SOUTH Africa’s parliamentary committee on arms control has said there is nothing wrong with government donating helicopter airframes and spare parts to the Airforce of Zimbabwe.
Report by Dumisani Sibanda
Those opposed to the donation fear the equipment could be used to suppress political rivals of President Mugabe and his Zanu PF party ahead of the harmonised polls.
Zimbabwean security forces have in recent years been accused of being partisan in support of Mugabe and Zanu PF.
According to South Africa’s online media reports, that country’s Justice minister Jeff Radebe, as chairman of the arms control committee, said the proposed donation of the Alouette III helicopter frames and spare parts — which the South African Defence Forces says is part of an agreement made in 1997 — does not fall into the category
of “controlled items” with a military application.
The minister was responding to Democratic Alliance defence spokesman David Maynier, who early this year wrote to him asking “for the arms control committee to investigate the proposed donation”.
In his response this week, Radebe said his committee was only mandated to consider applications relating to “controlled items”.

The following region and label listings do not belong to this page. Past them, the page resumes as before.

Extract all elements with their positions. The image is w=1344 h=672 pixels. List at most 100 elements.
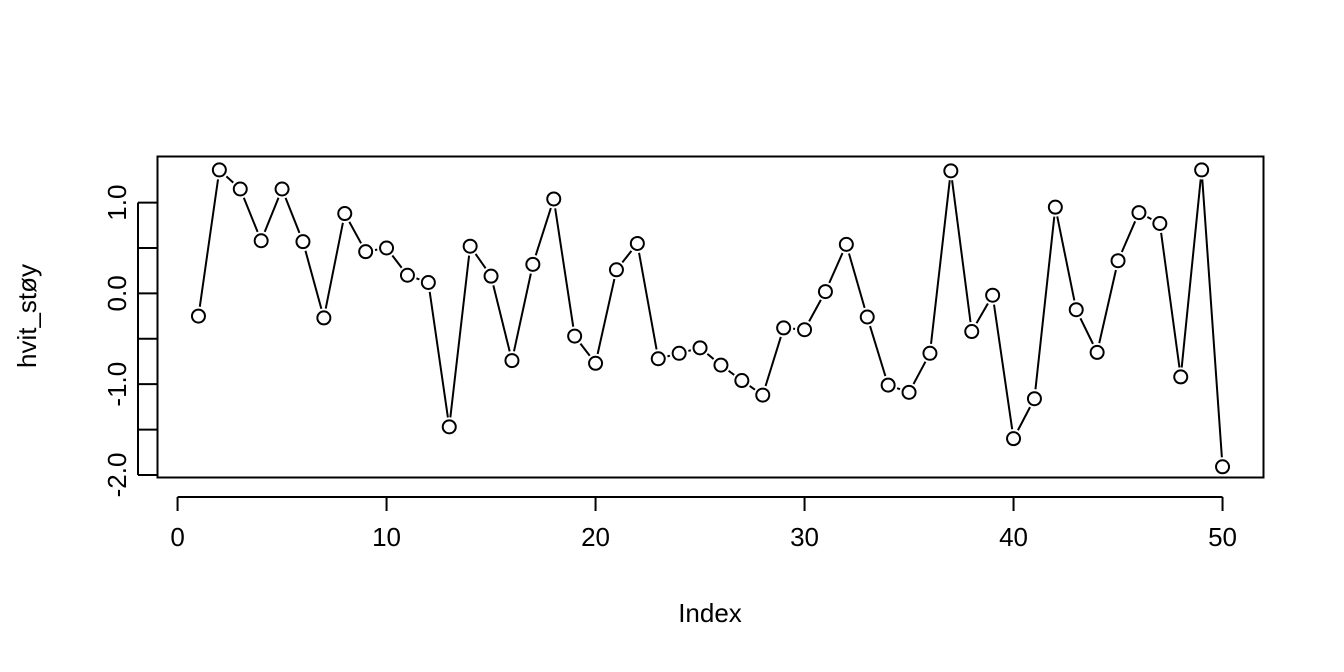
data-point (1026, 391, 1042, 407)
series-segment (1056, 216, 1076, 301)
y-axis-label: hvit_støy (12, 264, 42, 368)
series-segment (596, 278, 616, 355)
series-segment (1160, 232, 1181, 368)
data-point (1194, 162, 1210, 178)
x-axis: 0 10 20 30 40 50 (170, 496, 1237, 552)
data-point (817, 284, 833, 300)
data-point (190, 308, 206, 324)
series-segment (951, 180, 972, 323)
series-segment (808, 299, 822, 322)
series-segment (993, 304, 1014, 430)
x-tick-label: 20 (581, 522, 610, 552)
data-point (420, 275, 436, 291)
series-points (190, 162, 1231, 475)
data-point (964, 324, 980, 340)
series-segment (688, 349, 692, 352)
data-point (232, 181, 248, 197)
series-segment (198, 179, 220, 307)
series-segment (428, 291, 449, 418)
series-segment (348, 221, 362, 244)
series-segment (1120, 220, 1137, 253)
data-point (901, 384, 917, 400)
series-segment (1180, 179, 1202, 368)
data-point (337, 206, 353, 222)
data-point (880, 377, 896, 393)
data-point (1215, 459, 1231, 475)
data-point (629, 235, 645, 251)
series-segment (896, 387, 901, 391)
data-point (211, 162, 227, 178)
data-point (1173, 369, 1189, 385)
data-point (504, 353, 520, 369)
series-line-segments (198, 175, 1223, 458)
series-segment (554, 208, 575, 327)
series-segment (512, 273, 532, 352)
data-point (316, 310, 332, 326)
series-segment (1201, 179, 1223, 458)
data-point (1089, 344, 1105, 360)
x-tick-label: 50 (1208, 522, 1237, 552)
series-segment (706, 353, 715, 360)
plot-frame (156, 155, 1265, 479)
data-point (379, 240, 395, 256)
data-point (608, 262, 624, 278)
data-point (776, 320, 792, 336)
data-point (274, 181, 290, 197)
data-point (1068, 302, 1084, 318)
y-tick-label: -1.0 (102, 362, 132, 407)
data-point (1110, 253, 1126, 269)
x-tick-label: 10 (372, 522, 401, 552)
y-tick-label: 0.0 (102, 275, 132, 311)
series-segment (416, 277, 420, 281)
data-point (588, 355, 604, 371)
data-point (1006, 431, 1022, 447)
data-point (859, 309, 875, 325)
data-point (1131, 205, 1147, 221)
data-point (734, 373, 750, 389)
data-point (650, 351, 666, 367)
series-segment (284, 197, 301, 234)
data-point (922, 345, 938, 361)
series-segment (764, 336, 782, 387)
x-tick-label: 40 (999, 522, 1028, 552)
series-segment (667, 354, 671, 358)
data-point (441, 419, 457, 435)
data-point (943, 163, 959, 179)
series-segment (534, 207, 552, 256)
series-segment (579, 342, 591, 357)
series-segment (225, 175, 234, 184)
series-segment (324, 222, 344, 309)
data-point (567, 328, 583, 344)
data-point (525, 256, 541, 272)
series-segment (621, 250, 633, 263)
series-segment (1146, 216, 1152, 220)
series-segment (930, 180, 951, 344)
data-point (483, 268, 499, 284)
series-segment (912, 361, 927, 385)
data-point (985, 287, 1001, 303)
series-segment (749, 385, 756, 391)
series-segment (492, 285, 511, 352)
series-segment (263, 197, 280, 233)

“The items to be donated are unserviceable, have no hard points or weapons mounted to it and the spare parts and components have no features and characteristics that would transfer it from a civil aircraft to a military aircraft,” Radebe wrote.
But Maynier said he was not satisfied with the response and would write to Defence minister Nosiviwe Mapisa-Nqakula to stop the donation.
“In the end . . . the end user for the helicopter airframes and spare parts is the Zimbabwe Defence Forces,” Maynier is reported to have said.
He said his party was also keen to find out if the French manufacturers of the aircraft had been consulted, as is required by the Armscor Act, before the decision
to donate the equipment to Zimbabwe was made.
South Africa’s National Conventional Arms Control Committee Act stipulates that arms transfers should not take place to
unstable countries or contribute to repression.
A South African human rights body Afri-Forum has taken the matter to the courts to block the donation to the Zimbabwean military — which it says is “not neutral” and alleges supports Mugabe and his party Zanu PF.